The science of better hotel breakfasts

I have just returned from a short holiday which meant that Tina and I stayed in seven different hotels (in Germany and Austria, thank you for asking).  Since new experiences often lead to questions about the efficiency of the system that one observes, I have come back with a few ideas.

In each hotel, we had a breakfast buffet.  Provision of food like this raises several questions that  Operational Research can contribute to, but -- as is often the case -- the users are too small to consider analytic methods.  So they use heuristics, which are successful in most cases.

So, here are three problems for the hotel manager:
(1) Inventory control
(2) Scheduling of replenishment of food
(3) Layout of the items on display

(1) is concerned with ensuring that the supplies on the sideboard are sufficient, and therefore you need staff to monitor the levels of each item.  They staff can use rules of thumb to judge when the bowl of yogurt, jug of milk, or tray of cold meat needs to be replenished.  But there are hidden inventory problems, such as stock rotation.  Some items on the sideboard are emptied from the top, and refilled at the top, which may mean that the material at the bottom of the container is not touched during the day.  Care therefore is needed to ensure some rotation of such items.  One hotel had a very neat silo for cereals, with the cereal being removed from close to the bottom, and the container refilled from the top.  But we wondered how they staff managed the rotation of jam.

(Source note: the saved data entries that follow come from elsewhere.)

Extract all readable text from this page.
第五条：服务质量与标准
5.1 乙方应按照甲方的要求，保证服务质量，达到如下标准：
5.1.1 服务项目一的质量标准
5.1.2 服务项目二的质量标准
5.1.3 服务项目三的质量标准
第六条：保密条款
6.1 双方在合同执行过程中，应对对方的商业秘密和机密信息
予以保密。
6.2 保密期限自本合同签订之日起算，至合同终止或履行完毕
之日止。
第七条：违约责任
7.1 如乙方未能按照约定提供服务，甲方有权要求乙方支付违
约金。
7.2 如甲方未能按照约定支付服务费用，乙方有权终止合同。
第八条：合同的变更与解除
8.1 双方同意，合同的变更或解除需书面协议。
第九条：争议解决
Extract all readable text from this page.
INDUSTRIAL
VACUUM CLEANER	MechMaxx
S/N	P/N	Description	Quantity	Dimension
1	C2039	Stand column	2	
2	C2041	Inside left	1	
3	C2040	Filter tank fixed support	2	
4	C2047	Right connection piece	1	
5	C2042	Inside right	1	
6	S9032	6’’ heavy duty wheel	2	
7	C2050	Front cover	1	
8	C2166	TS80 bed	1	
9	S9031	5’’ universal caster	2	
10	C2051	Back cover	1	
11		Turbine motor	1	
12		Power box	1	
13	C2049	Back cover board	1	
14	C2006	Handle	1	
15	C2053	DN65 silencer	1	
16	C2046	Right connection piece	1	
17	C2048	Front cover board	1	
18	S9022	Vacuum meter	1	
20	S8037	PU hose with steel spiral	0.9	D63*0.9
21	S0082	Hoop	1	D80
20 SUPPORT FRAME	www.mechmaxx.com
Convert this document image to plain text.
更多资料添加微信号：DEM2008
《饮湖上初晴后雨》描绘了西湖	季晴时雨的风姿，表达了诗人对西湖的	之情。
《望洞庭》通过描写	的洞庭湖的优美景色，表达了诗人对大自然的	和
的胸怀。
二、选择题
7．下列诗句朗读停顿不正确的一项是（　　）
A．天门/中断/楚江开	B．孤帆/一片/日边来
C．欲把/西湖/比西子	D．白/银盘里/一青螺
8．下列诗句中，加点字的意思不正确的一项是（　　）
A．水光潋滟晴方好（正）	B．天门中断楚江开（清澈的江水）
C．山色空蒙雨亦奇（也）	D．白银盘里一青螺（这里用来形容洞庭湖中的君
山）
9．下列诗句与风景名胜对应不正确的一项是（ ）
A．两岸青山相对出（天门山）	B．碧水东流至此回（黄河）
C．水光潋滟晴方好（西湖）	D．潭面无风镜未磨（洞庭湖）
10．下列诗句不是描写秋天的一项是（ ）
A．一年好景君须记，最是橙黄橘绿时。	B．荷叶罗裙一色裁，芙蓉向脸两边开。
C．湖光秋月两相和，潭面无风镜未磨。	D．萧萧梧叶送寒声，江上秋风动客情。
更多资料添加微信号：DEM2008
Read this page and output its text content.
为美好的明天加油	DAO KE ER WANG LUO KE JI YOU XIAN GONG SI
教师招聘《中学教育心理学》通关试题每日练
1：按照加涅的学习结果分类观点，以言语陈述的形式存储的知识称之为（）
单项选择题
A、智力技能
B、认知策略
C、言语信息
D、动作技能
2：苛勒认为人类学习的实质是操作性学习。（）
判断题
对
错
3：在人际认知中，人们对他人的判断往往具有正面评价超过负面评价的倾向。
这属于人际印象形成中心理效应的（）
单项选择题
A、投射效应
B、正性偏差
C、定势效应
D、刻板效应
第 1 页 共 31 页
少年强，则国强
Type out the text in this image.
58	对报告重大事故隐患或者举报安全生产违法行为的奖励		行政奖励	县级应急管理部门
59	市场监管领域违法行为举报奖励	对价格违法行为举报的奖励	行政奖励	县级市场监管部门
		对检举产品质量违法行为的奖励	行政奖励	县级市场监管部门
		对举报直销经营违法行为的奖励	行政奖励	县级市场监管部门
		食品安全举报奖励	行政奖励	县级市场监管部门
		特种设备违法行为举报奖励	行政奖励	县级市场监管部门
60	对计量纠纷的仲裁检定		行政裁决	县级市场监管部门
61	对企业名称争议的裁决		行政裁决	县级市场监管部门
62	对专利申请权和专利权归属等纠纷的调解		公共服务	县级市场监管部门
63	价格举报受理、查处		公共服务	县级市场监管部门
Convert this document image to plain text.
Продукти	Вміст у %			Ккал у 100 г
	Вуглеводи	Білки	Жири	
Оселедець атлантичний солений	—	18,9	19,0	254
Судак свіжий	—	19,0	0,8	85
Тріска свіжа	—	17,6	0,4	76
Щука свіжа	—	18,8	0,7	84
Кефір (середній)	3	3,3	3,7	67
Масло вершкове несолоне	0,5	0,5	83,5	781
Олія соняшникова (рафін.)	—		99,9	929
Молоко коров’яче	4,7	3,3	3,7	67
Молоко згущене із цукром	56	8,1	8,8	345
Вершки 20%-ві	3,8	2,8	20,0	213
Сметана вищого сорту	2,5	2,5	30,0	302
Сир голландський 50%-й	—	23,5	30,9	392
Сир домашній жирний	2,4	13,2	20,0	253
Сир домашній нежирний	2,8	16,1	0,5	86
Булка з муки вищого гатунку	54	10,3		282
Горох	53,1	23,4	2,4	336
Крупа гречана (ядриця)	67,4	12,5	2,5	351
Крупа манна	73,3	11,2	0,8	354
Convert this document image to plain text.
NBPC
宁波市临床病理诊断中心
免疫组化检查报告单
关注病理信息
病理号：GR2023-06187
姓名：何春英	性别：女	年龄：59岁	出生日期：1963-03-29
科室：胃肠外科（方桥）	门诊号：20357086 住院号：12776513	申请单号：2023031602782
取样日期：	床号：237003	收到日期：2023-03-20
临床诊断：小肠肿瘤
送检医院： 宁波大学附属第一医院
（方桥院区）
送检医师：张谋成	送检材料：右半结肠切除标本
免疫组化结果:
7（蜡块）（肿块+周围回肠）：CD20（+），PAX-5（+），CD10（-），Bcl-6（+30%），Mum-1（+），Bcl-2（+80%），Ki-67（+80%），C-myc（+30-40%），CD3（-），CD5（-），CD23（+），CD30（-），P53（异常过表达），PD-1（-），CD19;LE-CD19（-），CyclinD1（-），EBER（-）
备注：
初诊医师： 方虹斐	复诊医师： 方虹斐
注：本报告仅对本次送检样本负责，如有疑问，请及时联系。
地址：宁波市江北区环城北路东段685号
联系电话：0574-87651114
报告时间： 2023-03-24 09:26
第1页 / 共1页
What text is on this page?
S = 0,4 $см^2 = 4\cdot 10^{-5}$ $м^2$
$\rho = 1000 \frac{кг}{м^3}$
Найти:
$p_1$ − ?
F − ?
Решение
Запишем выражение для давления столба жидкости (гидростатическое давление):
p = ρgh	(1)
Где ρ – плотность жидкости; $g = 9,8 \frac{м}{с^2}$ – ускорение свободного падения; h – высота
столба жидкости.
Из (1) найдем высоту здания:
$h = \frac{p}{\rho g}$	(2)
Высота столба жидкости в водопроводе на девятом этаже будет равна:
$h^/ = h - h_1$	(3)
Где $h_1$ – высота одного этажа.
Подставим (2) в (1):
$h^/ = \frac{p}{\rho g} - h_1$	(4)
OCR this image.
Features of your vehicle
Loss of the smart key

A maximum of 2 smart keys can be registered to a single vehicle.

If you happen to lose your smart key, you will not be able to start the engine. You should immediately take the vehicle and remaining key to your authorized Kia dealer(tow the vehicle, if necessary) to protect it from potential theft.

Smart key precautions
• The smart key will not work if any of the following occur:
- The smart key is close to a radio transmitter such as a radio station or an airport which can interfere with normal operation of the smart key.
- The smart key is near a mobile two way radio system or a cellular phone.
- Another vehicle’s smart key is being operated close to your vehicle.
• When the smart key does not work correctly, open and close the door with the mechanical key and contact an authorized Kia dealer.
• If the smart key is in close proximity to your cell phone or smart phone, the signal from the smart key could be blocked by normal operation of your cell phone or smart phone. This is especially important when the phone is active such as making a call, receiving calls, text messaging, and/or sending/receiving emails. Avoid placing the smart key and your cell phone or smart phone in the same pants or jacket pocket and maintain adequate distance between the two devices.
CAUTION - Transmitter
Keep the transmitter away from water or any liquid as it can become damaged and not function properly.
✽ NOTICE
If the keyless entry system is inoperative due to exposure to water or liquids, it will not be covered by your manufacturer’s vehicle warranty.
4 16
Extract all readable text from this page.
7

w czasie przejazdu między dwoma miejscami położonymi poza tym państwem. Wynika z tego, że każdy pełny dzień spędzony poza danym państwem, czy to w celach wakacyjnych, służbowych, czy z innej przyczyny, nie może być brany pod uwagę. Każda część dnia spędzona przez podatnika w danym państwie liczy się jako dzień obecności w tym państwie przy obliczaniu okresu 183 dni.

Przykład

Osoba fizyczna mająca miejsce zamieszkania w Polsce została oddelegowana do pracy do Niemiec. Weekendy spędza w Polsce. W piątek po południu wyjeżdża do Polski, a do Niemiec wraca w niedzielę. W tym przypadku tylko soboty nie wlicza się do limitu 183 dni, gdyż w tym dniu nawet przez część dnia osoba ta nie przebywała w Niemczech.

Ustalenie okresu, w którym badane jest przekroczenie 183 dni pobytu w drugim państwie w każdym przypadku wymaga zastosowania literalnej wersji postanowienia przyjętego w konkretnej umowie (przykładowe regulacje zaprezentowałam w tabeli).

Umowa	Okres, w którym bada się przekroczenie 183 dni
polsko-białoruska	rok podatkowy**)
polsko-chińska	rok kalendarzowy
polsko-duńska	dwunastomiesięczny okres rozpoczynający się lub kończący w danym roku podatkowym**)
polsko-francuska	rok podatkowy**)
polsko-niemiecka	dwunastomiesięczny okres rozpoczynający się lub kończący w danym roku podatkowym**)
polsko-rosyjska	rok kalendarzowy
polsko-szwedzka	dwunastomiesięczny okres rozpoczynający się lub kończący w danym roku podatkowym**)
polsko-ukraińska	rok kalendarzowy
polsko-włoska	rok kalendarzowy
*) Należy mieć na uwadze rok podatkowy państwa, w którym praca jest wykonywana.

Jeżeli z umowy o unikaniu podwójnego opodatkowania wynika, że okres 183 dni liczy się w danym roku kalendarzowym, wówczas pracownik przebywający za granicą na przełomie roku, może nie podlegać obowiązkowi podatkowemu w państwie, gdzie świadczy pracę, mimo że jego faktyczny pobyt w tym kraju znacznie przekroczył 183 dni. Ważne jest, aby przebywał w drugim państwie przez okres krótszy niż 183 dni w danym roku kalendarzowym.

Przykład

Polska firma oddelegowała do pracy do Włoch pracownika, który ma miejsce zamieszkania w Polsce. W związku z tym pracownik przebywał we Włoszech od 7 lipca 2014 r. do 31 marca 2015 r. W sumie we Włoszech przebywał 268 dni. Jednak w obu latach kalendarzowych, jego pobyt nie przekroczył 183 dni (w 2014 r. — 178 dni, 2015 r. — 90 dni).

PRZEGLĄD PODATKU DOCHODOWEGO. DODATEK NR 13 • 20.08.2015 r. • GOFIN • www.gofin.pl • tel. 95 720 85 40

(2) is particularly concerned with replenishing hot food -- on the sideboard it is kept in bain maries or chafing dishes, and again there need to be heuristics that the kitchen can follow, knowing that cooking some items takes a non-negligible amount of time.  One hotel had a large tank of boiling water for those of us who wanted to drink tea, and we were horrified to see it being refilled by a waitress who had to raise a10 litre pot of boiling water to the top of the tank (her eye level) and pour it in.  Alternatively, in smaller places, food can be cooked to order, which reduces the problem of scheduling.

(3) means understanding the flow of the guests past the sideboard, and the amount of time that is spent at each station.  There are lessons from planning production lines which might be brought to help, but the psychology of different guests would need to be studied.  What I eat for breakfast will be different from what Tina eats, and from practically every other guest.  And -- even when you think that all guests are catered for -- someone will prove exceptional.  On successive days I watched people mixing jam and plain yogurt; one filled the bowl with yogurt and added jam, the other put the jam in first. 

We observed two neat solutions to everyday problems: provide a small rubbish bin on the breakfast table for waste butter wrappers and the like, so waste doesn't get into the dishwasher; provide very small bowls for jam and honey, to be filled from the large containers on the sideboard.